Abbinamenti: Variano a seconda della tipologia di vino: aperitivi, antipasti di pesce, piatti tradizionali del pavese, primi piatti delicati, secondi piatti di carne bianca e rossa, pasticceria secca.

 

Prodotto: COPPA DELL’OLTREPÒ

Descrizione: La coppa dell’Oltrepò Pavese – ovvero il muscolo sopra al collo del maiale, salato e conservato a crudo – differisce da quella piacentina soprattutto perché più magra e più piccola (il peso dopo la stagionatura è di circa due chili). I suini sono nutriti con prodotti locali e la lavorazione non prevede l’uso di conservanti chimici. Dopo cinque o sei giorni di concia con sale marino e spezie, viene marinata nel Bonarda, insaccata in budello grosso naturale e lasciata stagionare, nelle tipiche cantine del territorio, dai cinque agli otto mesi. Poiché diventa quasi secca e molto difficile da affettare, prima di consumarla va avvolta in uno strofinaccio e lasciata in infusione in un vino corposo come la Barbera per qualche giorno, finché la pelle, completamente viola, si staccherà facilmente e la coppa, ormai ammorbidita, diventerà facilmente affettabile, saporita ma non salata.

 

Piatto: TORTA DEL DONIZETTI (O TURTA DEL DONIZÈT) (PAT)

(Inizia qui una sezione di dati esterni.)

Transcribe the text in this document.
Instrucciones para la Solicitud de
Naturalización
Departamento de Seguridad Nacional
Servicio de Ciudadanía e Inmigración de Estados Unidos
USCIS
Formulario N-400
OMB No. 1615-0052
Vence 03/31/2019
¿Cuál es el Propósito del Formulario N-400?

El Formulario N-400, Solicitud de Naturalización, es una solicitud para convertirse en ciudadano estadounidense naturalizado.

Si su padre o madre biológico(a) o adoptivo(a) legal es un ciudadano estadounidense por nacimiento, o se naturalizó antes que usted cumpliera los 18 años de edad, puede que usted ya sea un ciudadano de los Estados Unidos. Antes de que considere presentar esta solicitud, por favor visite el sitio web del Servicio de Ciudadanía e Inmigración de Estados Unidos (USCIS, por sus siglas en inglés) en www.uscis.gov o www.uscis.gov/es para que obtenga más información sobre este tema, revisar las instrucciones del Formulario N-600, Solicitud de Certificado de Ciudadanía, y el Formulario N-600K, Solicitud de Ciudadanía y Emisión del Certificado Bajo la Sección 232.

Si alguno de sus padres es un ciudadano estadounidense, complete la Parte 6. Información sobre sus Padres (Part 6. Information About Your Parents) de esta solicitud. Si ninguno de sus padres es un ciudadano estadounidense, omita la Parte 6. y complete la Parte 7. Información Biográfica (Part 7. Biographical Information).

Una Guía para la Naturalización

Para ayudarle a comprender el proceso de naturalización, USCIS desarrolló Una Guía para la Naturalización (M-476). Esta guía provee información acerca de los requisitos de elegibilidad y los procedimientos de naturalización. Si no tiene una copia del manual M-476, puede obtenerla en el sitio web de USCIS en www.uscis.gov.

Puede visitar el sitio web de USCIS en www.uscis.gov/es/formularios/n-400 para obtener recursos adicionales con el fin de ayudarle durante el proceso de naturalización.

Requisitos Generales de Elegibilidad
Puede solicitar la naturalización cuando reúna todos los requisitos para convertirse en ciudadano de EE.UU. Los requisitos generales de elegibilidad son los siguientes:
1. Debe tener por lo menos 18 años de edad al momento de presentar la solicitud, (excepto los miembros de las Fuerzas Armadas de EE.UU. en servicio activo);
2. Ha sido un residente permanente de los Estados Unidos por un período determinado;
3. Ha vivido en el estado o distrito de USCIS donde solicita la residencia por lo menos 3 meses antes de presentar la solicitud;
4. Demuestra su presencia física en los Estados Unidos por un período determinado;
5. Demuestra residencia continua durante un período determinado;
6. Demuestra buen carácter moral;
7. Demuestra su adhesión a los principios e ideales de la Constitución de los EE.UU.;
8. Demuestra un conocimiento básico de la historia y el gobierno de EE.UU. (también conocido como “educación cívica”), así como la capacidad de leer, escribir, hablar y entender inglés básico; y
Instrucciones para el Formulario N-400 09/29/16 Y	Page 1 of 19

Descrizione: Dedicata al grande musicista bergamasco, è una morbida ciambella dal sapore delicato. Si montano burro e zucchero e si aggiungono dei tuorli, uno per volta, amalgamandoli bene. Poi si incorporano lentamente gli albumi montati a neve con lo zucchero, seguiti poco alla volta da farina, fecola, canditi di albicocche e ananas, maraschino e i semini di un baccello di vaniglia. Il tutto va poi versato in una teglia imburrata, infornato a 180° C per circa quaranta minuti e, quando è completamente raffreddato, spolverizzato con zucchero a velo e guarnito di frutta candita.